Valerie Wells is research scientist whose research is focused on defining differences in the signalling pathways that operate in normal and cancer cells. The aim is to exploit the differences in the genetic makeup which can be targeted to selectively activate programmed cell death in cancer cells while leaving normal cells unharmed. A novel cytokine, βGBP, has been identified and cloned and has been found to selectively induce apoptosis in cancer cells. Valeries Wells is currently investigating the molecular signalling pathways activated by βGBP leading to programmed cell death.
Katharine Whitehead was born in Manchester and educated at the University of Sheffield where she completed an undergraduate degree in Physics and a doctorate in Experimental Solid State Physics. She then went on to work in Professor Donal Bradley’s Molecular Electronic Materials group at Imperial College, London specialising in Liquid Crystalline and Inorganic Semiconducting Polymers.
Dr Philipp Wirtz studied the history, languages and cultures of Europe and the Middle East in Frankfurt am Main, Bamberg and London. He is currently a Senior Teaching Fellow in the Department of History at the School of Oriental and African Studies. Research interests are mainly within the early modern and modern history of the Middle East, especially the Ottoman Empire. He teaches several aspects of the history of the Middle East and convenes an MA course on late Ottoman history.

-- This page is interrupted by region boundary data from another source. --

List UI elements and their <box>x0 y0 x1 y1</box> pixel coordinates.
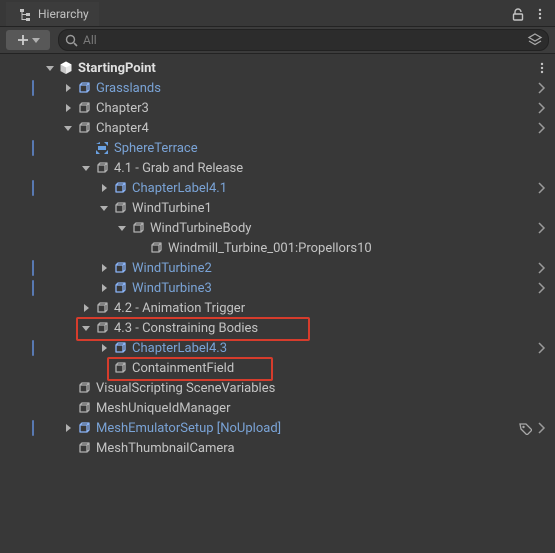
scene-row[interactable]: StartingPoint <box>0 58 555 78</box>
row-menu-icon[interactable] <box>535 61 549 75</box>
gameobject-icon <box>112 340 128 356</box>
scene-name: StartingPoint <box>76 62 156 75</box>
foldout-icon[interactable] <box>62 122 74 134</box>
tree-label: 4.3 - Constraining Bodies <box>112 322 258 335</box>
gameobject-icon <box>76 120 92 136</box>
foldout-icon[interactable] <box>80 322 92 334</box>
tree-row-windturbine3[interactable]: WindTurbine3 <box>0 278 555 298</box>
tree-row-grasslands[interactable]: Grasslands <box>0 78 555 98</box>
tree-row-sec43[interactable]: 4.3 - Constraining Bodies <box>0 318 555 338</box>
create-button[interactable] <box>6 30 50 50</box>
tree-row-meshemu[interactable]: MeshEmulatorSetup [NoUpload] <box>0 418 555 438</box>
tree-label: SphereTerrace <box>112 142 198 155</box>
tree-label: WindTurbine2 <box>130 262 212 275</box>
tree-label: 4.1 - Grab and Release <box>112 162 243 175</box>
tree-row-chapter4[interactable]: Chapter4 <box>0 118 555 138</box>
lock-icon[interactable] <box>509 5 527 23</box>
gameobject-icon <box>76 100 92 116</box>
gameobject-icon <box>112 200 128 216</box>
foldout-icon[interactable] <box>98 202 110 214</box>
gameobject-icon <box>112 260 128 276</box>
foldout-icon[interactable] <box>62 82 74 94</box>
scene-icon <box>58 60 74 76</box>
tree-row-chapterlabel41[interactable]: ChapterLabel4.1 <box>0 178 555 198</box>
gameobject-icon <box>94 320 110 336</box>
tree-label: MeshThumbnailCamera <box>94 442 235 455</box>
gameobject-icon <box>76 420 92 436</box>
foldout-icon[interactable] <box>80 302 92 314</box>
gameobject-icon <box>94 300 110 316</box>
tree-row-windturbine2[interactable]: WindTurbine2 <box>0 258 555 278</box>
foldout-icon[interactable] <box>62 422 74 434</box>
chevron-right-icon <box>535 121 549 135</box>
tag-icon <box>517 420 533 436</box>
gameobject-icon <box>76 380 92 396</box>
tree-row-windmill[interactable]: Windmill_Turbine_001:Propellors10 <box>0 238 555 258</box>
tree-label: WindTurbine3 <box>130 282 212 295</box>
tree-label: Chapter4 <box>94 122 149 135</box>
search-input[interactable]: All <box>58 29 549 51</box>
tree-row-meshthumb[interactable]: MeshThumbnailCamera <box>0 438 555 458</box>
tree-row-visualscripting[interactable]: VisualScripting SceneVariables <box>0 378 555 398</box>
chevron-right-icon <box>535 181 549 195</box>
foldout-icon[interactable] <box>44 62 56 74</box>
chevron-right-icon <box>535 261 549 275</box>
chevron-right-icon <box>535 421 549 435</box>
gameobject-icon <box>94 160 110 176</box>
tree-row-windturbinebody[interactable]: WindTurbineBody <box>0 218 555 238</box>
tree-label: ChapterLabel4.1 <box>130 182 227 195</box>
tree-label: MeshUniqueIdManager <box>94 402 230 415</box>
chevron-right-icon <box>535 81 549 95</box>
tree-row-sec42[interactable]: 4.2 - Animation Trigger <box>0 298 555 318</box>
chevron-right-icon <box>535 341 549 355</box>
tree-label: Windmill_Turbine_001:Propellors10 <box>166 242 372 255</box>
gameobject-icon <box>130 220 146 236</box>
chevron-right-icon <box>535 281 549 295</box>
search-placeholder: All <box>79 33 526 47</box>
gameobject-icon <box>148 240 164 256</box>
search-icon <box>63 32 79 48</box>
foldout-icon[interactable] <box>98 342 110 354</box>
tree-row-sphereterrace[interactable]: SphereTerrace <box>0 138 555 158</box>
tree-row-chapterlabel43[interactable]: ChapterLabel4.3 <box>0 338 555 358</box>
gameobject-icon <box>112 360 128 376</box>
tree-label: Chapter3 <box>94 102 149 115</box>
panel-title: Hierarchy <box>38 7 89 21</box>
tree-row-containment[interactable]: ContainmentField <box>0 358 555 378</box>
hierarchy-icon <box>16 5 34 23</box>
tree-row-windturbine1[interactable]: WindTurbine1 <box>0 198 555 218</box>
gameobject-icon <box>112 180 128 196</box>
foldout-icon[interactable] <box>80 162 92 174</box>
foldout-icon[interactable] <box>116 222 128 234</box>
tree-row-meshuniqueid[interactable]: MeshUniqueIdManager <box>0 398 555 418</box>
panel-tab-hierarchy[interactable]: Hierarchy <box>6 2 99 26</box>
gameobject-icon <box>76 80 92 96</box>
tree-label: WindTurbine1 <box>130 202 212 215</box>
tree-row-chapter3[interactable]: Chapter3 <box>0 98 555 118</box>
tree-label: WindTurbineBody <box>148 222 251 235</box>
foldout-icon[interactable] <box>62 102 74 114</box>
search-filter-icon[interactable] <box>526 31 544 49</box>
gameobject-icon <box>76 400 92 416</box>
tree-row-sec41[interactable]: 4.1 - Grab and Release <box>0 158 555 178</box>
foldout-icon[interactable] <box>98 282 110 294</box>
gameobject-icon <box>76 440 92 456</box>
tree-label: ChapterLabel4.3 <box>130 342 227 355</box>
tree-label: Grasslands <box>94 82 161 95</box>
chevron-right-icon <box>535 221 549 235</box>
gameobject-icon <box>112 280 128 296</box>
tree-label: VisualScripting SceneVariables <box>94 382 275 395</box>
foldout-icon[interactable] <box>98 262 110 274</box>
tree-label: 4.2 - Animation Trigger <box>112 302 245 315</box>
chevron-right-icon <box>535 101 549 115</box>
tree-label: ContainmentField <box>130 362 234 375</box>
panel-menu-icon[interactable] <box>531 5 549 23</box>
foldout-icon[interactable] <box>98 182 110 194</box>
prefab-icon <box>94 140 110 156</box>
tree-label: MeshEmulatorSetup [NoUpload] <box>94 422 281 435</box>
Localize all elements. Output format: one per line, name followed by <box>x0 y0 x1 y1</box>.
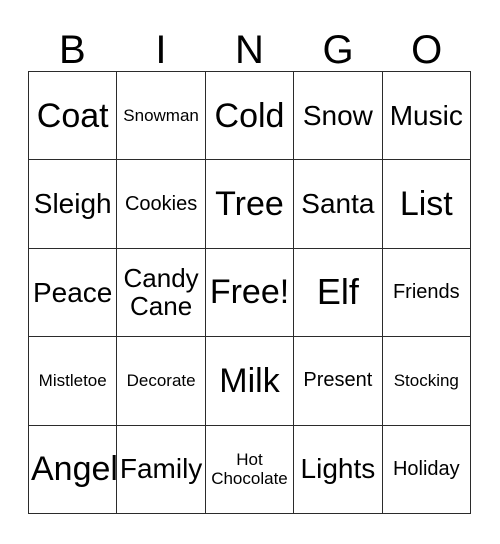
bingo-cell-label: Hot Chocolate <box>211 450 288 489</box>
header-letter-b: B <box>58 28 86 72</box>
bingo-cell-label: Stocking <box>393 370 459 390</box>
bingo-cell[interactable]: Lights <box>294 425 383 514</box>
bingo-cell[interactable]: Peace <box>29 248 118 338</box>
bingo-cell[interactable]: Hot Chocolate <box>205 425 295 514</box>
bingo-cell[interactable]: Decorate <box>117 337 206 426</box>
bingo-cell-label: Peace <box>32 276 113 308</box>
header-letter-n: N <box>235 28 264 72</box>
header-letter-i: I <box>155 28 167 72</box>
bingo-cell[interactable]: Coat <box>29 72 118 161</box>
bingo-cell[interactable]: Snowman <box>117 72 206 161</box>
bingo-header: B I N G O <box>28 18 471 71</box>
bingo-cell-label: Milk <box>219 361 280 400</box>
bingo-cell-label: Lights <box>300 453 376 485</box>
bingo-grid: Coat Snowman Cold Snow Music Sleigh Cook… <box>28 71 471 514</box>
bingo-cell-label: Music <box>389 99 463 131</box>
bingo-cell-label: Holiday <box>392 457 460 480</box>
bingo-cell[interactable]: Stocking <box>382 337 471 426</box>
bingo-cell-label: Free! <box>209 273 290 312</box>
header-letter-g: G <box>322 28 354 72</box>
bingo-cell-label: Family <box>119 453 203 485</box>
bingo-cell[interactable]: Music <box>382 72 471 161</box>
bingo-cell-label: Cookies <box>124 192 198 215</box>
bingo-cell-label: Candy Cane <box>123 263 199 322</box>
bingo-cell[interactable]: List <box>382 160 471 249</box>
bingo-cell[interactable]: Mistletoe <box>29 337 118 426</box>
bingo-cell-label: Mistletoe <box>38 370 107 390</box>
bingo-cell[interactable]: Friends <box>382 248 471 338</box>
bingo-cell-label: Friends <box>392 280 460 303</box>
bingo-cell-free-space[interactable]: Free! <box>205 248 295 338</box>
bingo-cell[interactable]: Santa <box>294 160 383 249</box>
bingo-cell-label: Elf <box>316 271 359 313</box>
bingo-cell-label: Present <box>303 369 373 392</box>
bingo-cell-label: Decorate <box>126 370 196 390</box>
bingo-cell[interactable]: Cookies <box>117 160 206 249</box>
bingo-cell-label: Angel <box>31 450 118 489</box>
bingo-cell[interactable]: Present <box>294 337 383 426</box>
bingo-cell[interactable]: Candy Cane <box>117 248 206 338</box>
bingo-cell[interactable]: Family <box>117 425 206 514</box>
bingo-cell[interactable]: Cold <box>205 72 295 161</box>
bingo-cell-label: Sleigh <box>33 188 112 220</box>
bingo-cell-label: Cold <box>214 96 285 135</box>
bingo-cell[interactable]: Angel <box>29 425 118 514</box>
bingo-cell[interactable]: Tree <box>205 160 295 249</box>
bingo-cell[interactable]: Holiday <box>382 425 471 514</box>
bingo-cell-label: Coat <box>36 96 109 135</box>
bingo-cell[interactable]: Snow <box>294 72 383 161</box>
bingo-cell-label: Tree <box>215 185 284 224</box>
bingo-cell-label: Snowman <box>123 105 199 125</box>
bingo-cell-label: List <box>399 185 453 224</box>
header-letter-o: O <box>411 28 443 72</box>
bingo-cell[interactable]: Milk <box>205 337 295 426</box>
bingo-card: B I N G O Coat Snowman Cold Snow Music S… <box>0 0 500 544</box>
bingo-cell[interactable]: Elf <box>294 248 383 338</box>
bingo-cell[interactable]: Sleigh <box>29 160 118 249</box>
bingo-cell-label: Santa <box>301 188 375 220</box>
bingo-cell-label: Snow <box>302 99 373 131</box>
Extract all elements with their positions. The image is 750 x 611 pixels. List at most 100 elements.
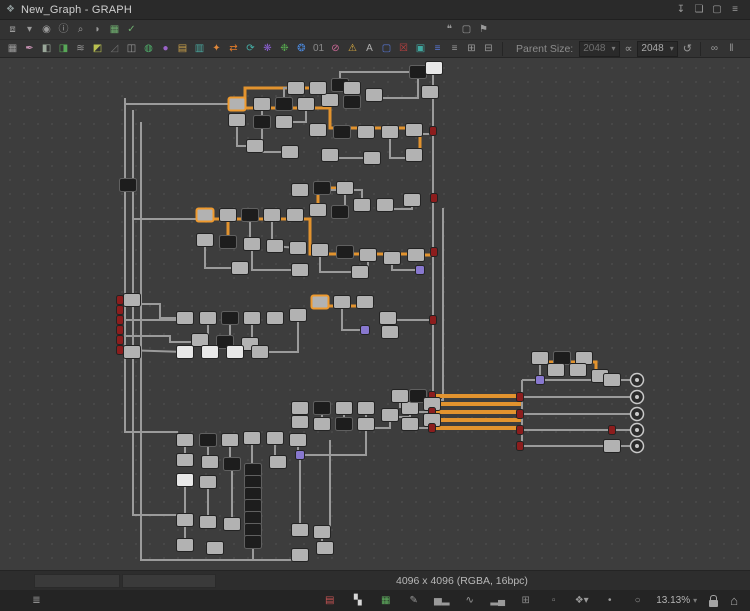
size-link-icon[interactable]: ∝ (625, 42, 633, 55)
graph-node[interactable] (310, 124, 327, 137)
zoom-select[interactable]: 13.13% ▾ (656, 595, 697, 606)
graph-node[interactable] (382, 326, 399, 339)
graph-node[interactable] (377, 199, 394, 212)
output-node[interactable] (631, 424, 644, 437)
dot-node[interactable] (416, 266, 425, 275)
node-flag[interactable] (609, 426, 616, 435)
graph-node[interactable] (334, 126, 351, 139)
graph-node[interactable] (314, 402, 331, 415)
alpha-checker-icon[interactable]: ▚ (349, 593, 366, 609)
graph-node[interactable] (276, 98, 293, 111)
graph-node[interactable] (408, 249, 425, 262)
parent-height-select[interactable]: 2048 ▾ (637, 41, 677, 57)
swirl-node-icon[interactable]: ❋ (259, 41, 276, 57)
graph-node[interactable] (245, 524, 262, 537)
node-flag[interactable] (431, 194, 438, 203)
graph-node[interactable] (227, 346, 244, 359)
graph-node[interactable] (287, 209, 304, 222)
graph-node[interactable] (267, 432, 284, 445)
blend-node-icon[interactable]: ◨ (55, 41, 72, 57)
graph-node[interactable] (317, 542, 334, 555)
output-node[interactable] (631, 391, 644, 404)
graph-node[interactable] (292, 549, 309, 562)
material-grid-icon[interactable]: ▦ (106, 22, 123, 38)
graph-node[interactable] (222, 434, 239, 447)
graph-node[interactable] (270, 456, 287, 469)
graph-node[interactable] (177, 454, 194, 467)
graph-node[interactable] (337, 246, 354, 259)
graph-node[interactable] (177, 312, 194, 325)
graph-node[interactable] (604, 440, 621, 453)
tile-icon[interactable]: ▫ (545, 593, 562, 609)
node-flag[interactable] (117, 316, 124, 325)
graph-node[interactable] (344, 82, 361, 95)
uniform-color-node-icon[interactable]: ● (157, 41, 174, 57)
fxmap-node-icon[interactable]: ❂ (293, 41, 310, 57)
graph-node[interactable] (358, 418, 375, 431)
dot-node[interactable] (361, 326, 370, 335)
graph-node[interactable] (245, 512, 262, 525)
graph-node[interactable] (202, 346, 219, 359)
gradient-map-node-icon[interactable]: ▤ (174, 41, 191, 57)
pin-note-icon[interactable]: ⚑ (475, 22, 492, 38)
graph-node[interactable] (358, 126, 375, 139)
graph-node[interactable] (200, 312, 217, 325)
graph-node[interactable] (310, 204, 327, 217)
dot-node[interactable] (296, 451, 305, 460)
outline-list-icon[interactable]: ≣ (28, 593, 45, 609)
graph-node[interactable] (200, 434, 217, 447)
graph-node[interactable] (245, 500, 262, 513)
graph-node[interactable] (310, 82, 327, 95)
bar-chart-icon[interactable]: ▅▂ (433, 593, 450, 609)
output-node[interactable] (631, 374, 644, 387)
graph-node[interactable] (222, 312, 239, 325)
graph-node[interactable] (202, 456, 219, 469)
graph-node[interactable] (288, 82, 305, 95)
graph-node[interactable] (360, 249, 377, 262)
graph-node[interactable] (548, 364, 565, 377)
graph-node[interactable] (232, 262, 249, 275)
text-node-icon[interactable]: A (361, 41, 378, 57)
graph-node[interactable] (244, 312, 261, 325)
graph-node-selected[interactable] (229, 98, 246, 111)
graph-node[interactable] (357, 296, 374, 309)
info-icon[interactable]: ⓘ (55, 22, 72, 38)
graph-node[interactable] (344, 96, 361, 109)
graph-node[interactable] (402, 402, 419, 415)
dot-node[interactable] (536, 376, 545, 385)
node-flag[interactable] (517, 410, 524, 419)
graph-node[interactable] (292, 524, 309, 537)
graph-node[interactable] (192, 334, 209, 347)
graph-node[interactable] (224, 518, 241, 531)
dropdown-caret-icon[interactable]: ▾ (21, 22, 38, 38)
list-blue-node-icon[interactable]: ≡ (429, 41, 446, 57)
graph-node[interactable] (410, 66, 427, 79)
graph-node-selected[interactable] (197, 209, 214, 222)
graph-node[interactable] (292, 402, 309, 415)
hsl-node-icon[interactable]: ◍ (140, 41, 157, 57)
graph-node[interactable] (570, 364, 587, 377)
linked-instances-icon[interactable]: ∞ (706, 41, 723, 57)
svg-node-icon[interactable]: ✒ (21, 41, 38, 57)
graph-node[interactable] (245, 464, 262, 477)
node-flag[interactable] (117, 346, 124, 355)
graph-node[interactable] (312, 244, 329, 257)
warp-node-icon[interactable]: ⇄ (225, 41, 242, 57)
graph-node[interactable] (197, 234, 214, 247)
search-icon[interactable]: ⌕ (72, 22, 89, 38)
graph-node[interactable] (364, 152, 381, 165)
graph-node[interactable] (384, 252, 401, 265)
graph-node[interactable] (242, 209, 259, 222)
graph-node[interactable] (322, 149, 339, 162)
node-flag[interactable] (429, 424, 436, 433)
home-icon[interactable]: ⌂ (730, 593, 738, 608)
node-graph-svg[interactable] (0, 58, 750, 570)
graph-node[interactable] (352, 266, 369, 279)
graph-node[interactable] (244, 432, 261, 445)
status-thumbnail-slot[interactable] (122, 574, 216, 588)
graph-node[interactable] (314, 418, 331, 431)
graph-node[interactable] (124, 294, 141, 307)
graph-canvas[interactable] (0, 58, 750, 570)
maximize-icon[interactable]: ▢ (708, 2, 726, 18)
reset-size-icon[interactable]: ↺ (683, 42, 692, 55)
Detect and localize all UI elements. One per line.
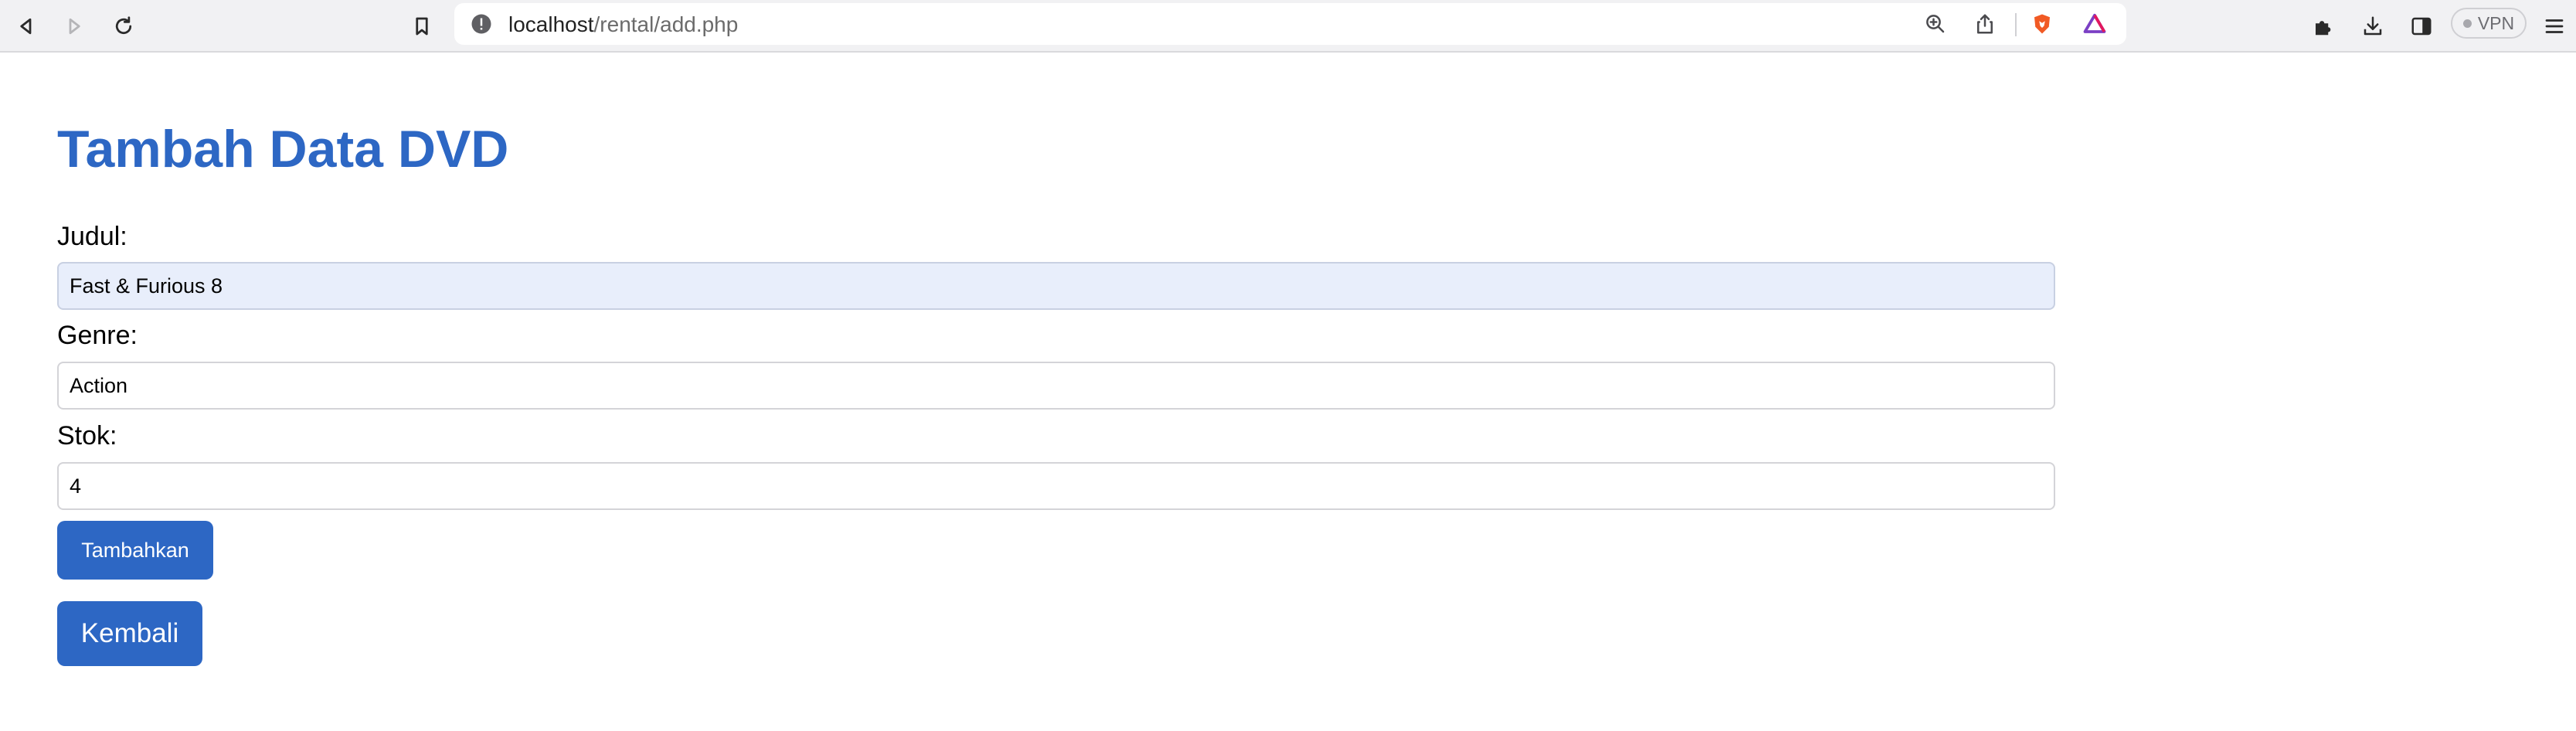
browser-toolbar: localhost/rental/add.php VPN (0, 0, 2576, 53)
page-title: Tambah Data DVD (57, 120, 509, 178)
vpn-status-dot (2462, 19, 2472, 28)
menu-icon[interactable] (2539, 11, 2570, 42)
brave-shields-icon[interactable] (2031, 12, 2054, 36)
vpn-button[interactable]: VPN (2451, 8, 2527, 39)
judul-label: Judul: (57, 222, 127, 251)
bookmark-icon[interactable] (406, 11, 437, 42)
back-button[interactable]: Kembali (57, 601, 202, 666)
site-info-icon[interactable] (470, 12, 493, 36)
downloads-icon[interactable] (2357, 11, 2388, 42)
back-icon[interactable] (11, 11, 42, 42)
vpn-label: VPN (2477, 12, 2515, 33)
brave-rewards-icon[interactable] (2083, 12, 2106, 36)
reload-icon[interactable] (108, 11, 139, 42)
genre-input[interactable] (57, 362, 2055, 410)
address-bar-divider (2015, 13, 2017, 36)
address-bar[interactable]: localhost/rental/add.php (454, 3, 2126, 45)
zoom-icon[interactable] (1924, 12, 1947, 36)
judul-input[interactable] (57, 262, 2055, 310)
extensions-icon[interactable] (2308, 11, 2339, 42)
forward-icon[interactable] (59, 11, 90, 42)
url-text[interactable]: localhost/rental/add.php (508, 13, 738, 36)
sidebar-icon[interactable] (2406, 11, 2437, 42)
share-icon[interactable] (1973, 12, 1997, 36)
url-path: /rental/add.php (593, 12, 739, 36)
stok-label: Stok: (57, 421, 117, 450)
url-host: localhost (508, 12, 594, 36)
genre-label: Genre: (57, 321, 138, 350)
submit-button[interactable]: Tambahkan (57, 521, 213, 580)
stok-input[interactable] (57, 462, 2055, 510)
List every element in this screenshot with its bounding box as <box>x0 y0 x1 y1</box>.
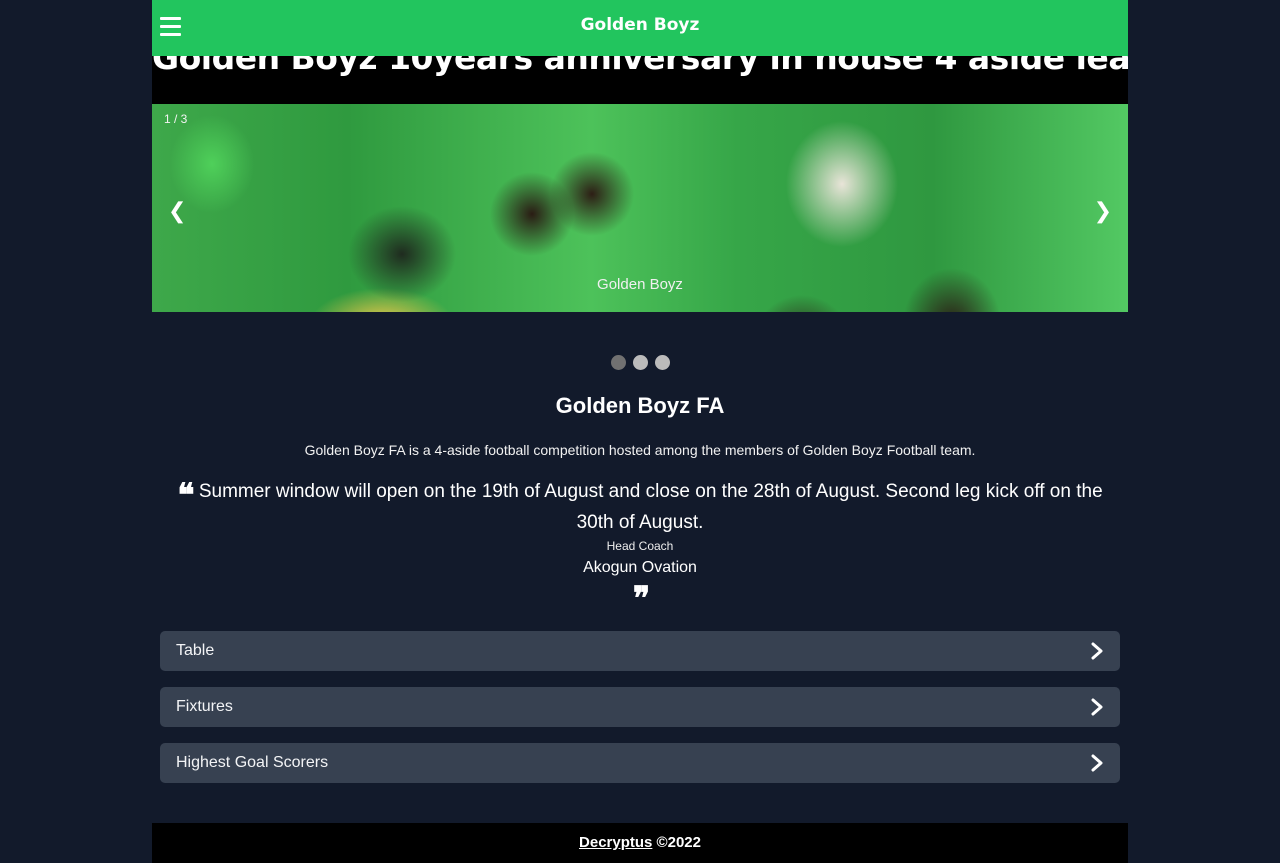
accordion-label: Highest Goal Scorers <box>176 754 329 771</box>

Matt Wolf is London theatre critic of The International New York Times (formerly the International Herald Tribune) and London editor of the broadway.com website; he is also theatre editor and a founding member of The Arts Desk website (www.theartsdesk.com), which started in September, 2009. For 13 years Matt was London theatre critic of Variety, and he spent over 20 years as the London-based arts and theatre writer for The Associated Press. A graduate of Yale, Matt moved to London in 1983, since which time he has written for most major newspapers on both sides of the Atlantic, including The Times and Sunday Times of London and The Evening Standard, The Observer and The Daily Telegraph. Matt is the author of two books, the most recent of which is Sam Mendes At the Donmar: Stepping Into Freedom. He has lectured frequently on many university programs in London and teaches regularly for Syracuse University in London and the University of California at Berkeley's summer abroad program, as well as NYU London.
Dr Jamie Woodcock is a fellow at the LSE and author of Working the Phones. His current research focuses on digital labour, the sociology of work, the gig economy, resistance, and videogames. He has previously worked as a postdoc on a research project about videogames, as well as another on the crowdsourcing of citizen science. Jamie completed his PhD in sociology at Goldsmiths, University of London and has held positions at Goldsmiths, University of Leeds, University of Manchester, Queen Mary, and Cass Business School.
Dr Philip Woods teaches ‘Cultures and Contexts: Contesting British National Identity’, and also ‘Britain and Slavery’ at NYU in London. Until recently he taught at Kingston University, London where he was Academic Advisor in the International Office. He studied History at the London School of Economics and at the School of Oriental and African Studies, University of London. His doctorate, which was published, was on British-Indian politics after the First World War. His current research is on the British use of film propaganda in India, and the role of war correspondents in Burma during the Second World War. He has published in a number of academic journals including The Historical Journal of Film Radio and Television, South Asia and Indian Horizons.
Dr Stan Zochowski is Senior Lecturer in the Department of Physics and Astronomy at UCL and has previously taught at Birkbeck.